Loid (Executor) -> Alphonse (Verifier)
| |
Claims "done" Runs actual tests
| |
Not trusted Provides evidence
2. Evidence Requirements in Agent Definitions¶
Every agent in Agent Flow has explicit evidence requirements built into their system prompt:
Loid (Executor):
- Do NOT claim "done", "complete", "looks good", or "should work" without ACTUAL verification output
- Do NOT say "I believe this works" or "this appears correct" - RUN THE COMMANDS
- Do NOT summarize what you did - SHOW THE VERIFICATION OUTPUT
Alphonse (Verifier):
- Do NOT claim "VERIFIED" or "all tests pass" without ACTUAL command output proving it
- Do NOT summarize results - SHOW THE EXACT OUTPUT from each verification command
- Do NOT say "appears to work" or "should be fine" - only report what commands ACTUALLY returned
3. Hook-Based Verification Gates¶
The system enforces verification at multiple lifecycle points:
| Hook | Purpose | Enforcement |
|---|---|---|
| PreToolUse | Validate file operations before execution | Prevents invalid paths |
| PostToolUse | Verify delegation results by agent type | Context-aware guidance |
| Stop | Run verification before task completion | Tests, types, lint, build |
4. Structured Output Requirements¶
Agents must report verification results in a specific format that makes it impossible to hide failures:
## Verification Results
### Tests
- Status: [PASS | FAIL]
- Output: [Exact command output]
### Type Check
- Status: [PASS | FAIL]
- Errors: [List if any]
### Lint
- Status: [PASS | FAIL]
- Warnings: [Count and details]
### Build
- Status: [PASS | FAIL]
- Issues: [Details if any]
### Overall: [VERIFIED | FAILED]
The Orchestrator's Responsibility¶
The orchestrator (the main Claude instance coordinating the workflow) must also follow the "subagents lie" principle:
- Never trust completion claims - Require evidence
- Verify evidence is actual command output - Not summaries
- Check all required gates passed - Tests, types, lint, build
- Loop back if any gate fails - Do not proceed to completion
The orchestrate command includes explicit behavioral constraints:
- Do NOT claim "task complete" or "looks good" without running verification commands
- Do NOT skip any phase or verification step
- Do NOT output the completion promise until ALL gates pass
- Do NOT assume success - verify with actual command output
Practical Implications¶
What This Means for Users¶
- Tasks take longer - Verification adds overhead, but prevents bugs
- Failure is visible - You'll see actual error messages, not hidden problems
- Completion is reliable - When the system says "verified," it means verified
What This Means for Extending Agent Flow¶
When adding new agents or skills:
- Include evidence requirements - Specify what constitutes proof of completion
- Define verification commands - What commands prove success?
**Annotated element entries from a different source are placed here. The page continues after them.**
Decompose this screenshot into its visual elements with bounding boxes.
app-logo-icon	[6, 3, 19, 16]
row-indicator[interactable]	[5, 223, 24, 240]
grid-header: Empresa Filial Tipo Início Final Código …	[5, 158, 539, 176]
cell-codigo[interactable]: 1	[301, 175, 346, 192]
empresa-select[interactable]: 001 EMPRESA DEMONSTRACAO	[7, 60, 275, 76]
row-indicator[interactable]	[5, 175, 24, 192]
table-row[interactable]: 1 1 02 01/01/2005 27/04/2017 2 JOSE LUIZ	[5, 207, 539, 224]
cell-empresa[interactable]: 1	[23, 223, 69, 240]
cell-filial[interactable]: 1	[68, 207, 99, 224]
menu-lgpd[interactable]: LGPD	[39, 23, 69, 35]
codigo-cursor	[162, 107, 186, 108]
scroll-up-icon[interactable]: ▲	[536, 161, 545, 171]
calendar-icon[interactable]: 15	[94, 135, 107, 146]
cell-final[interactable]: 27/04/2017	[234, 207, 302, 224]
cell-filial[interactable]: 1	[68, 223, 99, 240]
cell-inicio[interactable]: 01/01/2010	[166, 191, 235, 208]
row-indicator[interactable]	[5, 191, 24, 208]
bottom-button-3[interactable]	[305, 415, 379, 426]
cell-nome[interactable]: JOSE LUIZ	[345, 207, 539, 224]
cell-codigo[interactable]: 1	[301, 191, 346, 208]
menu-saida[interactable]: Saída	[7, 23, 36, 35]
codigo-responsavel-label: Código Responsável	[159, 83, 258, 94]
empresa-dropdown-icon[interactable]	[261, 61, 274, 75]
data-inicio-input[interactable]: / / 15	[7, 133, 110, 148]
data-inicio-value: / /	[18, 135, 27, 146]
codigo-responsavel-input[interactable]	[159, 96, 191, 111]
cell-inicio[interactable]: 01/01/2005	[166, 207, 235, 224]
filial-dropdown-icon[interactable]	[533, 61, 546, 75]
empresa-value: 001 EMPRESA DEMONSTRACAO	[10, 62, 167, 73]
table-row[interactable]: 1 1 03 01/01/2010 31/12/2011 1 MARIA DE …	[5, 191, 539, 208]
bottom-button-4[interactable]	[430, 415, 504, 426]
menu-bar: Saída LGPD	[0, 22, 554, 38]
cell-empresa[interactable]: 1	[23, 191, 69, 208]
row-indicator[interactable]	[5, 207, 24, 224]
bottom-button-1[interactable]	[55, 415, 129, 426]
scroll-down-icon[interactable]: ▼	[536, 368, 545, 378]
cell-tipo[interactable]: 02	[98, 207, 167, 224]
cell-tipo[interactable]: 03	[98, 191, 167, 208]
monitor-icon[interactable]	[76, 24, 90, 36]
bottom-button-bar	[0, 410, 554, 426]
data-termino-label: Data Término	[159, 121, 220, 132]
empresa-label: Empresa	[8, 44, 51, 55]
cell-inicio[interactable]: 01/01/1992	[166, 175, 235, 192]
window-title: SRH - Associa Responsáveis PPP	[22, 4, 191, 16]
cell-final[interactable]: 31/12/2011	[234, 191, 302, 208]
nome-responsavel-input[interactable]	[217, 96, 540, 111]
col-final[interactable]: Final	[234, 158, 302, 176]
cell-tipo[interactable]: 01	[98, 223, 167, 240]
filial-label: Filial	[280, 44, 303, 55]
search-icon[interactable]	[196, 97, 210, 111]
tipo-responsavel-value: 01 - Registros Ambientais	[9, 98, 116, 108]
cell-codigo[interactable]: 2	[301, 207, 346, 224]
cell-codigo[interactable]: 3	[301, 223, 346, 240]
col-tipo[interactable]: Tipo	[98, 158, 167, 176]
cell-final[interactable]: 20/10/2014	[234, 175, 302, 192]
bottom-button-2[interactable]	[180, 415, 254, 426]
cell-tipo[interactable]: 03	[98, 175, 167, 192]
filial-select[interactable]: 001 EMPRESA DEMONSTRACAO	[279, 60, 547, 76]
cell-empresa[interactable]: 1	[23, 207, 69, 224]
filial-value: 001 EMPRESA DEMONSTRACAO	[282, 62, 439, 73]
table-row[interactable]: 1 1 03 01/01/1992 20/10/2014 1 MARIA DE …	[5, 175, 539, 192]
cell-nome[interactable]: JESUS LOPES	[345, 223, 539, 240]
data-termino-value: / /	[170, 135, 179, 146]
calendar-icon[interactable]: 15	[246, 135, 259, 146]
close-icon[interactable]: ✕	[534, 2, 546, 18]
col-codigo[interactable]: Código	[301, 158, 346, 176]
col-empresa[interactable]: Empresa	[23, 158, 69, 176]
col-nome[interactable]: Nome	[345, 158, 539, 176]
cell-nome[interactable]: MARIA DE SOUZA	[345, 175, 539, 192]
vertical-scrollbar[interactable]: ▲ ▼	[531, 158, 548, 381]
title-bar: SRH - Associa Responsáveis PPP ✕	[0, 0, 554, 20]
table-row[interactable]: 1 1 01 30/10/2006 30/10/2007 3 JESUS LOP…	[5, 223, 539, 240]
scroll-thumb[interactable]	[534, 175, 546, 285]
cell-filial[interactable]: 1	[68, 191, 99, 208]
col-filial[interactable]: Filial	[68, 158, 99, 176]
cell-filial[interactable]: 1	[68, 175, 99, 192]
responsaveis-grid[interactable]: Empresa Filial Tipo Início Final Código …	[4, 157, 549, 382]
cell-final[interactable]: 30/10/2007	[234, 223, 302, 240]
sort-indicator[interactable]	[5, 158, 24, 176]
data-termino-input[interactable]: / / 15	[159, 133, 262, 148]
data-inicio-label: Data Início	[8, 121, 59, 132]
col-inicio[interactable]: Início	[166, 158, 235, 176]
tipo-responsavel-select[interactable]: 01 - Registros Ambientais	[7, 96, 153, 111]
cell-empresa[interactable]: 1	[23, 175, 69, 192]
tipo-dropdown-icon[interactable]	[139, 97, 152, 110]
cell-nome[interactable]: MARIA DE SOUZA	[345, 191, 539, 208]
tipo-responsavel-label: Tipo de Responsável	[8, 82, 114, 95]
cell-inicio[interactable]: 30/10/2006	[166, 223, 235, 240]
- Build in distrust - Assume claims need verification
- Separate execution from verification - Different agents for different roles
The Completion Promise¶
Agent Flow only outputs the completion marker when all verification gates have passed:
This marker should never appear if: - Any tests are failing - Type errors exist - Lint errors exist - Build fails - Any verification gate is not confirmed PASS
The presence of this marker indicates that actual verification commands were run, actual output was captured, and all checks passed with zero errors.
Related Concepts¶
- Evidence-Based Verification - The verification methodology in detail
- Agent Specialization - Why verification is a separate role
- Verification Gates Reference - Hook implementation details
Key Takeaway¶
Never trust. Always verify.
This isn't pessimism - it's engineering discipline. By assuming agents can and will hallucinate completion, Agent Flow builds in the safeguards necessary to catch failures before they reach production.